In for a penny, in for a pound, we thought. We also needed supplies, so one of our crew went off to take Kozondo to the specialist. Fifteen bucks poorer, he returned with supplies and with a cheerful relaxed Kozondo. The specialist had given him several different powders which he was to sprinkle in the campfire as evening approached. The powders repelled witches, and Kozondo would be safe. In addition he must be careful to wear sunglasses during the day, every day, since eyes are an easy invasion route for witchcraft and sunglasses protect them. The cure worked, and we had no further problems.

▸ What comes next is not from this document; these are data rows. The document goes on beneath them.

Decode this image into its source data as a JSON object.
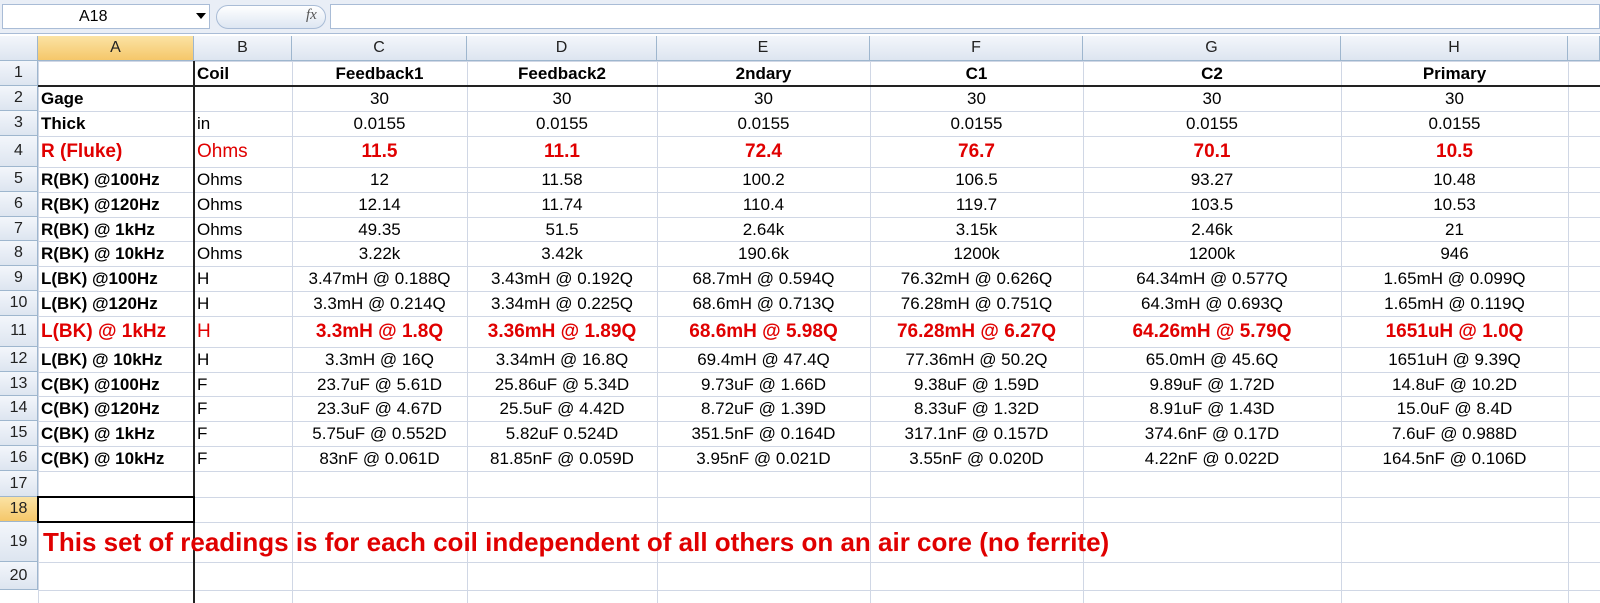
{
  "name_box": "A18",
  "formula_icon": "fx",
  "column_headers": [
    "A",
    "B",
    "C",
    "D",
    "E",
    "F",
    "G",
    "H"
  ],
  "row_headers": [
    "1",
    "2",
    "3",
    "4",
    "5",
    "6",
    "7",
    "8",
    "9",
    "10",
    "11",
    "12",
    "13",
    "14",
    "15",
    "16",
    "17",
    "18",
    "19",
    "20"
  ],
  "rows": [
    [
      null,
      "Coil",
      "Feedback1",
      "Feedback2",
      "2ndary",
      "C1",
      "C2",
      "Primary"
    ],
    [
      "Gage",
      null,
      "30",
      "30",
      "30",
      "30",
      "30",
      "30"
    ],
    [
      "Thick",
      "in",
      "0.0155",
      "0.0155",
      "0.0155",
      "0.0155",
      "0.0155",
      "0.0155"
    ],
    [
      "R (Fluke)",
      "Ohms",
      "11.5",
      "11.1",
      "72.4",
      "76.7",
      "70.1",
      "10.5"
    ],
    [
      "R(BK) @100Hz",
      "Ohms",
      "12",
      "11.58",
      "100.2",
      "106.5",
      "93.27",
      "10.48"
    ],
    [
      "R(BK) @120Hz",
      "Ohms",
      "12.14",
      "11.74",
      "110.4",
      "119.7",
      "103.5",
      "10.53"
    ],
    [
      "R(BK) @ 1kHz",
      "Ohms",
      "49.35",
      "51.5",
      "2.64k",
      "3.15k",
      "2.46k",
      "21"
    ],
    [
      "R(BK) @ 10kHz",
      "Ohms",
      "3.22k",
      "3.42k",
      "190.6k",
      "1200k",
      "1200k",
      "946"
    ],
    [
      "L(BK) @100Hz",
      "H",
      "3.47mH @ 0.188Q",
      "3.43mH @ 0.192Q",
      "68.7mH @ 0.594Q",
      "76.32mH @ 0.626Q",
      "64.34mH @ 0.577Q",
      "1.65mH @ 0.099Q"
    ],
    [
      "L(BK) @120Hz",
      "H",
      "3.3mH @ 0.214Q",
      "3.34mH @ 0.225Q",
      "68.6mH @ 0.713Q",
      "76.28mH @ 0.751Q",
      "64.3mH @ 0.693Q",
      "1.65mH @ 0.119Q"
    ],
    [
      "L(BK) @ 1kHz",
      "H",
      "3.3mH @ 1.8Q",
      "3.36mH @ 1.89Q",
      "68.6mH @ 5.98Q",
      "76.28mH @ 6.27Q",
      "64.26mH @ 5.79Q",
      "1651uH @ 1.0Q"
    ],
    [
      "L(BK) @ 10kHz",
      "H",
      "3.3mH @ 16Q",
      "3.34mH @ 16.8Q",
      "69.4mH @ 47.4Q",
      "77.36mH @ 50.2Q",
      "65.0mH @ 45.6Q",
      "1651uH @ 9.39Q"
    ],
    [
      "C(BK) @100Hz",
      "F",
      "23.7uF @ 5.61D",
      "25.86uF @ 5.34D",
      "9.73uF @ 1.66D",
      "9.38uF @ 1.59D",
      "9.89uF @ 1.72D",
      "14.8uF @ 10.2D"
    ],
    [
      "C(BK) @120Hz",
      "F",
      "23.3uF @ 4.67D",
      "25.5uF @ 4.42D",
      "8.72uF @ 1.39D",
      "8.33uF @ 1.32D",
      "8.91uF @ 1.43D",
      "15.0uF @ 8.4D"
    ],
    [
      "C(BK) @ 1kHz",
      "F",
      "5.75uF @ 0.552D",
      "5.82uF 0.524D",
      "351.5nF @ 0.164D",
      "317.1nF @ 0.157D",
      "374.6nF @ 0.17D",
      "7.6uF @ 0.988D"
    ],
    [
      "C(BK) @ 10kHz",
      "F",
      "83nF @ 0.061D",
      "81.85nF @ 0.059D",
      "3.95nF @ 0.021D",
      "3.55nF @ 0.020D",
      "4.22nF @ 0.022D",
      "164.5nF @ 0.106D"
    ]
  ],
  "note": "This set of readings is for each coil independent of all others on an air core (no ferrite)"
}
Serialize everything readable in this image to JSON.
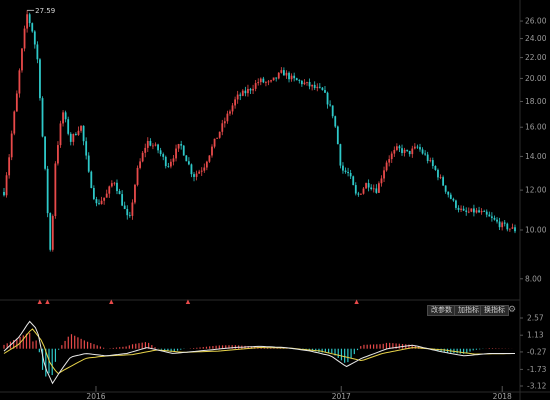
{
  "theme": {
    "background": "#000000",
    "up_color": "#e84a4a",
    "down_color": "#2ec9c9",
    "dif_color": "#e8e8e8",
    "dea_color": "#e8d44a",
    "axis_text": "#9a9a9a"
  },
  "indicator_buttons": {
    "settings": "改参数",
    "add": "加指标",
    "switch": "换指标"
  },
  "settings_icon": "gear-icon",
  "chart_data": [
    {
      "type": "candlestick",
      "title": "",
      "y_axis": {
        "side": "right",
        "scale": "log",
        "ticks": [
          "26.00",
          "24.00",
          "22.00",
          "20.00",
          "18.00",
          "16.00",
          "14.00",
          "12.00",
          "10.00",
          "8.00"
        ],
        "range": [
          7.6,
          27.6
        ]
      },
      "x_axis": {
        "ticks": [
          "2016",
          "2017",
          "2018"
        ],
        "range": [
          "2015-06",
          "2018-01"
        ]
      },
      "peak_label": "27.59",
      "grid": false,
      "key_points": [
        {
          "t": 0.0,
          "p": 11.9
        },
        {
          "t": 0.01,
          "p": 14.0
        },
        {
          "t": 0.025,
          "p": 18.5
        },
        {
          "t": 0.045,
          "p": 26.8
        },
        {
          "t": 0.055,
          "p": 25.0
        },
        {
          "t": 0.065,
          "p": 22.0
        },
        {
          "t": 0.075,
          "p": 15.5
        },
        {
          "t": 0.085,
          "p": 11.0
        },
        {
          "t": 0.092,
          "p": 8.6
        },
        {
          "t": 0.1,
          "p": 13.5
        },
        {
          "t": 0.115,
          "p": 17.2
        },
        {
          "t": 0.13,
          "p": 15.0
        },
        {
          "t": 0.15,
          "p": 16.2
        },
        {
          "t": 0.165,
          "p": 13.0
        },
        {
          "t": 0.18,
          "p": 11.2
        },
        {
          "t": 0.2,
          "p": 11.7
        },
        {
          "t": 0.215,
          "p": 12.6
        },
        {
          "t": 0.23,
          "p": 11.4
        },
        {
          "t": 0.245,
          "p": 10.3
        },
        {
          "t": 0.26,
          "p": 13.0
        },
        {
          "t": 0.28,
          "p": 15.0
        },
        {
          "t": 0.3,
          "p": 14.5
        },
        {
          "t": 0.32,
          "p": 13.4
        },
        {
          "t": 0.345,
          "p": 14.8
        },
        {
          "t": 0.37,
          "p": 12.8
        },
        {
          "t": 0.39,
          "p": 13.3
        },
        {
          "t": 0.41,
          "p": 14.8
        },
        {
          "t": 0.43,
          "p": 16.3
        },
        {
          "t": 0.455,
          "p": 18.3
        },
        {
          "t": 0.48,
          "p": 19.0
        },
        {
          "t": 0.5,
          "p": 19.8
        },
        {
          "t": 0.52,
          "p": 19.5
        },
        {
          "t": 0.545,
          "p": 20.6
        },
        {
          "t": 0.565,
          "p": 19.9
        },
        {
          "t": 0.585,
          "p": 19.6
        },
        {
          "t": 0.605,
          "p": 19.2
        },
        {
          "t": 0.625,
          "p": 18.8
        },
        {
          "t": 0.645,
          "p": 16.8
        },
        {
          "t": 0.66,
          "p": 13.2
        },
        {
          "t": 0.675,
          "p": 12.9
        },
        {
          "t": 0.69,
          "p": 11.6
        },
        {
          "t": 0.71,
          "p": 12.4
        },
        {
          "t": 0.73,
          "p": 12.0
        },
        {
          "t": 0.75,
          "p": 13.8
        },
        {
          "t": 0.77,
          "p": 14.5
        },
        {
          "t": 0.79,
          "p": 14.2
        },
        {
          "t": 0.81,
          "p": 14.6
        },
        {
          "t": 0.825,
          "p": 14.0
        },
        {
          "t": 0.845,
          "p": 13.1
        },
        {
          "t": 0.865,
          "p": 12.0
        },
        {
          "t": 0.88,
          "p": 11.3
        },
        {
          "t": 0.9,
          "p": 10.8
        },
        {
          "t": 0.92,
          "p": 10.9
        },
        {
          "t": 0.935,
          "p": 10.8
        },
        {
          "t": 0.955,
          "p": 10.5
        },
        {
          "t": 0.975,
          "p": 10.2
        },
        {
          "t": 1.0,
          "p": 10.0
        }
      ],
      "signal_markers_t": [
        0.07,
        0.085,
        0.21,
        0.36,
        0.69
      ]
    },
    {
      "type": "macd",
      "y_axis": {
        "side": "right",
        "ticks": [
          "2.57",
          "1.13",
          "-0.27",
          "-1.73",
          "-3.12"
        ],
        "values": [
          2.57,
          1.13,
          -0.27,
          -1.73,
          -3.12
        ],
        "range": [
          -3.12,
          2.57
        ]
      },
      "series": [
        {
          "key": "dif",
          "values_t": [
            {
              "t": 0.0,
              "v": -0.2
            },
            {
              "t": 0.03,
              "v": 1.0
            },
            {
              "t": 0.05,
              "v": 2.3
            },
            {
              "t": 0.065,
              "v": 1.6
            },
            {
              "t": 0.08,
              "v": -1.5
            },
            {
              "t": 0.095,
              "v": -2.9
            },
            {
              "t": 0.11,
              "v": -1.9
            },
            {
              "t": 0.13,
              "v": -0.7
            },
            {
              "t": 0.16,
              "v": -0.4
            },
            {
              "t": 0.2,
              "v": -0.6
            },
            {
              "t": 0.24,
              "v": -0.4
            },
            {
              "t": 0.28,
              "v": 0.1
            },
            {
              "t": 0.33,
              "v": -0.4
            },
            {
              "t": 0.38,
              "v": -0.2
            },
            {
              "t": 0.45,
              "v": 0.1
            },
            {
              "t": 0.5,
              "v": 0.2
            },
            {
              "t": 0.55,
              "v": 0.1
            },
            {
              "t": 0.6,
              "v": -0.2
            },
            {
              "t": 0.64,
              "v": -0.6
            },
            {
              "t": 0.67,
              "v": -1.5
            },
            {
              "t": 0.7,
              "v": -0.8
            },
            {
              "t": 0.75,
              "v": 0.0
            },
            {
              "t": 0.8,
              "v": 0.3
            },
            {
              "t": 0.85,
              "v": -0.2
            },
            {
              "t": 0.9,
              "v": -0.6
            },
            {
              "t": 0.95,
              "v": -0.4
            },
            {
              "t": 1.0,
              "v": -0.4
            }
          ]
        },
        {
          "key": "dea",
          "values_t": [
            {
              "t": 0.0,
              "v": -0.4
            },
            {
              "t": 0.03,
              "v": 0.4
            },
            {
              "t": 0.055,
              "v": 1.7
            },
            {
              "t": 0.075,
              "v": 0.6
            },
            {
              "t": 0.09,
              "v": -1.2
            },
            {
              "t": 0.105,
              "v": -2.1
            },
            {
              "t": 0.125,
              "v": -1.6
            },
            {
              "t": 0.16,
              "v": -0.8
            },
            {
              "t": 0.2,
              "v": -0.6
            },
            {
              "t": 0.25,
              "v": -0.5
            },
            {
              "t": 0.3,
              "v": -0.1
            },
            {
              "t": 0.35,
              "v": -0.3
            },
            {
              "t": 0.42,
              "v": -0.2
            },
            {
              "t": 0.5,
              "v": 0.1
            },
            {
              "t": 0.56,
              "v": 0.05
            },
            {
              "t": 0.62,
              "v": -0.2
            },
            {
              "t": 0.66,
              "v": -0.6
            },
            {
              "t": 0.7,
              "v": -1.0
            },
            {
              "t": 0.74,
              "v": -0.4
            },
            {
              "t": 0.8,
              "v": 0.1
            },
            {
              "t": 0.86,
              "v": -0.1
            },
            {
              "t": 0.92,
              "v": -0.45
            },
            {
              "t": 1.0,
              "v": -0.4
            }
          ]
        }
      ]
    }
  ]
}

That evening we had something like a seminar with our employees and neighbors about witchcraft. Everyone except the Americans agreed that witchcraft was a terrible problem, that there was danger all around, and that it was vitally important to maintain amicable relations with others and to reject feelings of anger or jealousy in oneself. The way it works is like this: perhaps Greg falls and hurts himself, he knows it must be witchcraft, he discovers that I am seething with jealousy of his facility with words, so it was my witchcraft that made him fall. What is surprising is that I was completely unaware of having witched him so he bears me no ill will. I feel bad about his misfortune and do my best to get rid of my bad feelings because with them I am a danger to friends and family. Among Herero there is no such thing as an accident, there is no such thing as a natural death, witchcraft in some form is behind all of it. Did you have a gastrointestinal upset this morning? Clearly someone slipped some pink potion in the milk. Except for a few atheists there was no disagreement about this. Emotions get projected over vast distances so beware.
Even more interesting to us was the universal understanding that white people were not vulnerable to witchcraft and could neither feel it nor understand it. White people literally lack a crucial sense, or part of the brain. An upside, I was told, was that we did not face the dangers that locals faced. On the other hand our bad feelings could be projected so as good citizens we had to monitor carefull our own “hearts”.